The meeting was concluded with an urgent call to advance reforms in education and deliver better access to quality education for young people across the region.
During the event, the new World Bank regional education strategy ‘From School to Jobs: A Journey for the Young People of Western and Central Africa’ was unveiled, providing a roadmap for investments to improve learning and equip young people with the right skills to access productive jobs.
The report highlighted that earmarking new tax revenues for education can help increase public spending on education, but taken alone, this action is often insufficient to increase public spending to the levels required to achieve the education SDGs.
It cited Ghana and Nigeria as among the Western and Central African (AFW) countries that have earmarked shares of specific revenue streams for education. According to the World Bank, when operating under strong governance arrangements, earmarked resources can ensure both increased funding for education and accountability.
The report indicated that Ghana allocates 2.5 percent of value-added tax collections to the Ghana Education Trust Fund to finance capital expenditures, provide scholarships and loans at the post basic level, and support professional development. However, it bemoaned the fluctuations on funds available to the Education Ministry on a yearly basis.
“More than 95 percent of the Ministry of Education’s budget is allocated to the wage bill; accordingly, the Ministry of Education depends heavily on the Education Trust Fund for non-salary expenditures”.World Bank
However, the World Bank noted that the Education Trust Fund is a semi-autonomous body and the Ministry of Education has a limited role in coordination and expenditure allocations.
Advancing education reforms
In a joint call for action endorsed at the meeting, the ministers and heads of delegations emphasized that advancing education reforms will require strong leadership, sound governance, better implementation, and more investments in high-impact interventions, and a whole-of-society and government approach.

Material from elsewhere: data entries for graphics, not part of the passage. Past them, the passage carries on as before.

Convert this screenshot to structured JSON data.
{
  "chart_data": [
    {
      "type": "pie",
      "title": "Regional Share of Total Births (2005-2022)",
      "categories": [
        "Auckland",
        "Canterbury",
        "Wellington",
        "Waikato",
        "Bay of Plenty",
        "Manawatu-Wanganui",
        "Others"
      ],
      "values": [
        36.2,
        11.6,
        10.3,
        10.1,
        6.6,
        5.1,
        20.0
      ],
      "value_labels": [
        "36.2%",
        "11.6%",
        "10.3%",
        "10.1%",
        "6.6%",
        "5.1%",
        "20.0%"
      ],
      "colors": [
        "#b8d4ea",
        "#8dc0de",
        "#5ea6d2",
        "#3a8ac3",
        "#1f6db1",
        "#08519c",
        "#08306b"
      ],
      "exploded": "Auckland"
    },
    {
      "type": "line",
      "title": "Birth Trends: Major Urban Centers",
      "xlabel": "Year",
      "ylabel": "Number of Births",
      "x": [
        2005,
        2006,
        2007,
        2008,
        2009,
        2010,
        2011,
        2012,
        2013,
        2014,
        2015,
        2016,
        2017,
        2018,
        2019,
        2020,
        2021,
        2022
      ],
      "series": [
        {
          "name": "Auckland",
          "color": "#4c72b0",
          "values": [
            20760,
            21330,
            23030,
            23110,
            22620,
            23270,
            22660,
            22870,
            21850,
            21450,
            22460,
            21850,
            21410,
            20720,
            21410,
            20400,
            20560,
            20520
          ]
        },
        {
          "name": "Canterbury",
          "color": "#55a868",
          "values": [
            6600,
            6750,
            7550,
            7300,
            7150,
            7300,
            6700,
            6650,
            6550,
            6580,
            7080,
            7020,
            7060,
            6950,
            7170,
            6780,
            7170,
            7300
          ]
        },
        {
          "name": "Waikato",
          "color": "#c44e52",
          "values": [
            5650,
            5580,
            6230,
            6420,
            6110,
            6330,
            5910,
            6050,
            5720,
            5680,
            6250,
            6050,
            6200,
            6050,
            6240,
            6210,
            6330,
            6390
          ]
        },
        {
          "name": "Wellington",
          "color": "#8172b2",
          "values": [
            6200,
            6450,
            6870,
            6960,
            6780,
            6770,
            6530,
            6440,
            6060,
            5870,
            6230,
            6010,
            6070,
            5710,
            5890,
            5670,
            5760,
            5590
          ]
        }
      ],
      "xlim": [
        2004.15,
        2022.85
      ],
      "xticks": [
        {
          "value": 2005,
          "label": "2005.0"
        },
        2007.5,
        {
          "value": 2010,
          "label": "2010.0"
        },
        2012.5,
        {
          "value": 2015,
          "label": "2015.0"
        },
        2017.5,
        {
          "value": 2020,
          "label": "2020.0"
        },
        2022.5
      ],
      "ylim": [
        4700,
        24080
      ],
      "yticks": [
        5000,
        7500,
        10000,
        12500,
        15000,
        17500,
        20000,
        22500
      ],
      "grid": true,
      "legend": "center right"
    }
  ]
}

Vice President of the Republic of Ghana, H.E. Dr. Mahamudu Bawumia
“We will not be able to deliver change without building and sustaining political momentum in the region. In many of the region’s countries, more efforts are needed to rationalize the governance of education systems to achieve greater coherence, cooperation, and coordination”.H.E. Dr. Mahamudu Bawumia
On primary education, the ministers committed to reduce Learning Poverty – the share of 10-year-olds who are unable to read and understand a short text – which affects more than 80 percent of children across the region. This is amongst the highest rates in the world.
On secondary and tertiary education, the ministers agreed to focus on the importance of increasing girls’ secondary school enrollment, improve tertiary education enrollment, especially in Science Technology Engineering and Mathematics (STEM) and other disciplines relevant to the region’s labor markets, and monitor relevant indicators to track progress.
“Education systems across Western and central Africa are facing an unprecedented crisis exacerbated by COVID-19. Learning losses represent an alarming manifestation of the current education challenge. However, countries are committed to address it and we are mobilized to support them through financial resources and expert advice”.Ousmane Diagana, World Bank Vice President for Western and Central Africa
Acknowledging that the primary responsibility for implementing education reforms sits with governments, the ministers highlighted the importance of adapting the priorities of the World Bank regional education strategy to the different country contexts and translating them into real investments and actions on the ground.
The meeting was attended by ministers from 18 countries, as well as representatives from regional organizations and development partners including the United Nations International Children’s Emergency Fund (UNICEF), United Nations Educational, Scientific and Cultural Organization (UNESCO), the UK Foreign and Commonwealth Development Office (UK FCDO), the US Agency for International Development (USAID) and Japan International Cooperation Agency (JICA).